How Can Family Disputes Over Inheritances Be Avoided?

Photo by Rajiv Perera on Unsplash
Question:
I recall two incidents when I was with a CPA firm: the firm’s clients (parents, probably in their 70s) were sued by their adult children over the client’s estate (children’s future inheritance). Another client sued her brother for the family business. She claimed that her brother was inappropriately controlling the company after their dad died. In both cases, it was uncomfortable to witness families fighting over money. I’m curious to learn more about what we planners can do to help our clients mitigate potential family conflicts.
Response:
Some conflicts can’t be avoided because they are the result of years or decades of issues within families. But the best approach is transparency. The parents need to be clear about their goals and what decisions they are making so there’s no question about their intent or reasons.
This can, of course, create discomfort for them that they would prefer to avoid. For instance, if they give more during their lives or in their estate plan to one child over another for whatever reason — need, the care and attention that child provided them, or disapproval of another child’s life choices — if they explain their decision, it’s somewhat more likely that they will incur a child’s wrath, but that the siblings will continue to get along.
At least this approach should avoid the litigation you are describing since in the United States the right to do what one wants with one’s property is sacrosanct. It’s hard to argue undue influence or incapacity if the parents communicate their decisions clearly.

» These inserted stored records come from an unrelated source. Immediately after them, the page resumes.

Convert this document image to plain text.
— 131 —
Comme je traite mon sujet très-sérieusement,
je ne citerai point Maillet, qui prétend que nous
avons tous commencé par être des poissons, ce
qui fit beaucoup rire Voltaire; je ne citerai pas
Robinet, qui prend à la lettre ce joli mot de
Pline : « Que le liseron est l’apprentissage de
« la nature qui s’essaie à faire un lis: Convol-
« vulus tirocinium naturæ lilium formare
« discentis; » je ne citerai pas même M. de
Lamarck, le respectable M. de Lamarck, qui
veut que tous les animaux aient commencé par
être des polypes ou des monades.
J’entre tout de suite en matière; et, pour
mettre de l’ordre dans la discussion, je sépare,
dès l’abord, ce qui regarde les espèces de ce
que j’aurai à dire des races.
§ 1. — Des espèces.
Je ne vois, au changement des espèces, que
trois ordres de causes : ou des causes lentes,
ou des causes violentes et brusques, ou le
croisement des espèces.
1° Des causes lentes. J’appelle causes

If they really want to avoid the family conflicts that may result if they communicate their decisions during life, the alternative is to write a letter explaining them to be delivered after they pass away.
Of course, another way to avoid difficulties is to treat every child equally, especially in terms of divvying up the estate. We have had many clients who help out some of their children more than others during their lives, usually based on need, but who divide their estates equally no matter the different levels of need or devotion of their children. This is because such inheritances can often feel less about money and more expressions of love.